Tezzeret, the Schemer is one of the most intriguing cards from Aether Revolt. His high starting loyalty can allow you to kill two creatures on back-to-back turns without losing your planeswalker. Alternatively, it can tick up to a game winning ultimate as early as turn 6. Even beyond that, the ability to soak up a lot of damage is valuable in a format as aggressive as Standard. It also makes Tezzeret a perfect candidate for crewing Heart of Kiran.

The first deck I brewed with Tezzeret, the Schemer was an Esper Control deck. I eventually decided that the angle I wanted to push was that Tezzeret, the Schemer pairs perfectly with the best removal spells in Standard. Unlicensed Disintegration is a no-brainer in any artifact-based deck that can cast it. Similarly, Fatal Push is one of the best cards in Standard, and the play pattern of casting Tezzeret, making an Etherium Cell, and passing with access to a revolted Fatal Push is appealing.

Grixis Tezzeret

Reid Duke

Grixis Tezzeret is an aggressively-slanted midrange deck that takes advantage of Standard’s artifacts-matter cards.

Renegade Map, Terrarion, Spire of Industry, and a plethora of other dual lands combine to form an appealing 3-color mana base where you’re rarely missing a color, and nearly all of your lands enter the battlefield untapped.

Map and Terrarion allow you to trigger revolt at your convenience, which is not only helpful for Fatal Push, but also unlocks Vengeful Rebel as a powerful play against creature decks.

One more underappreciated card is Scrap Trawler. In Grixis Tezzeret, Scrap Trawler represents card advantage and guaranteed value, and can create a midgame engine with Walking Ballista, turning every Renegade Map and Terrarion you draw into another powerful mana sink. Like the rest of the creatures in the deck, Trawler is chosen because of its ability to crew Heart of Kiran.

The greatest appeal of Grixis Tezzeret is its flexibility and customizability. You get to pressure your opponent’s life total while also having staying power, disruption, and answers to just about everything. Your opponents will rarely know the best way to fight you, and your ability to become more controlling after sideboarding can throw people for a loop. (It also means that virtually every matchup becomes more favorable for games 2 and 3.)

A wide variety of 1- and 2-ofs, plus the utility of Metallic Rebuke, give you a lot of control over what’s happening and leads to a lot of fun and interesting games.

Grixis Tezzeret doesn’t have the greatest tournament results behind it, but for anyone who’s bored of the same old things in Standard, I recommend taking it for a spin.
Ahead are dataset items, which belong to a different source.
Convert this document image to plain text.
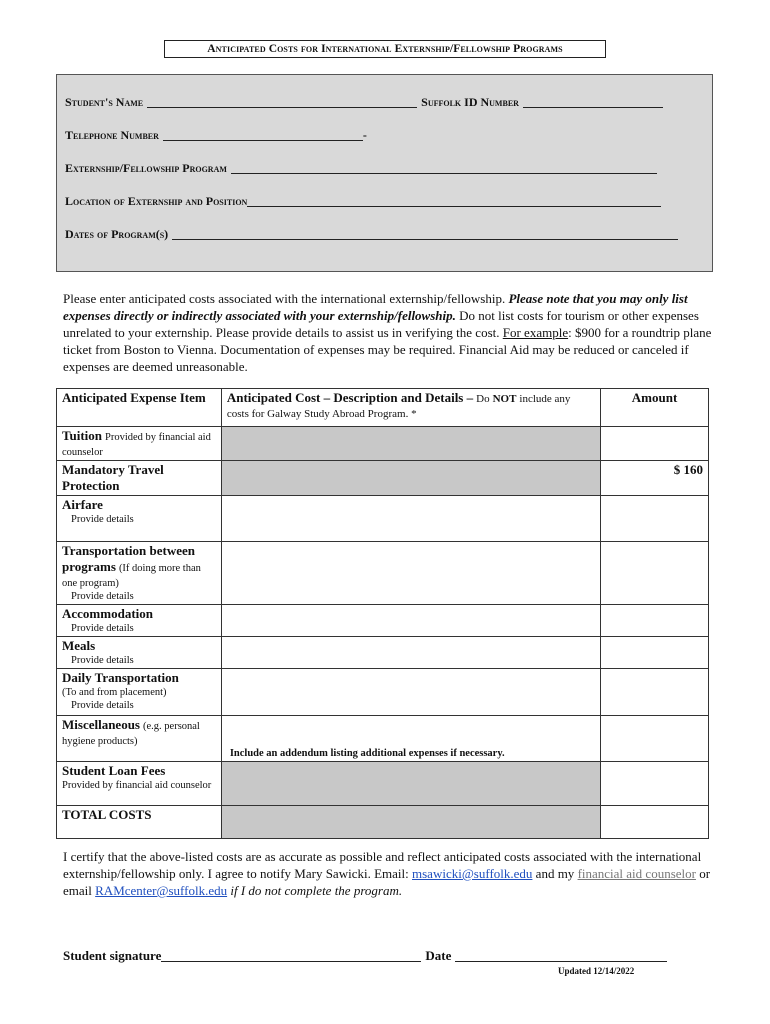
Anticipated Costs for International Externship/Fellowship Programs
Student's Name	Suffolk ID Number
Telephone Number	-
Externship/Fellowship Program
Location of Externship and Position
Dates of Program(s)
Please enter anticipated costs associated with the international externship/fellowship. Please note that you may only list expenses directly or indirectly associated with your externship/fellowship. Do not list costs for tourism or other expenses unrelated to your externship. Please provide details to assist us in verifying the cost. For example: $900 for a roundtrip plane ticket from Boston to Vienna. Documentation of expenses may be required. Financial Aid may be reduced or canceled if expenses are deemed unreasonable.
Anticipated Expense Item	Anticipated Cost – Description and Details – Do NOT include any costs for Galway Study Abroad Program. *	Amount
Tuition Provided by financial aid counselor		
Mandatory Travel Protection		$ 160

Airfare
Provide details		

Transportation between programs (If doing more than one program)
Provide details		

Accommodation
Provide details		

Meals
Provide details		

Daily Transportation
(To and from placement)
Provide details		

Miscellaneous (e.g. personal hygiene products)	Include an addendum listing additional expenses if necessary.	

Student Loan Fees
Provided by financial aid counselor		

TOTAL COSTS		
I certify that the above-listed costs are as accurate as possible and reflect anticipated costs associated with the international externship/fellowship only. I agree to notify Mary Sawicki. Email: msawicki@suffolk.edu and my financial aid counselor or email RAMcenter@suffolk.edu if I do not complete the program.
Student signature	Date
Updated 12/14/2022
P.S. Why no Herald of Anguish?

I’ve worked extensively with the improvise mechanic and have concluded that it’s not quite good enough for Standard. I really like Metallic Rebuke and Battle at the Bridge (although Battle hasn’t earned a spot in the final version of Grixis). Herald of Anguish is also a pretty strong card, but it’s not nearly enough of a payoff for playing with weak cards like Servo Schematic and Cogworker’s Puzzleknot. It doesn’t make sense to design your deck with the hopes of casting a 5/5 on turn 4 when B/G and Mardu Vehicles can make similarly-sized creatures just as quickly with far less effort.

I think it would be okay to play with 1 or 2 Herald of Anguish, but I recommend against the all-in style of improvise decks.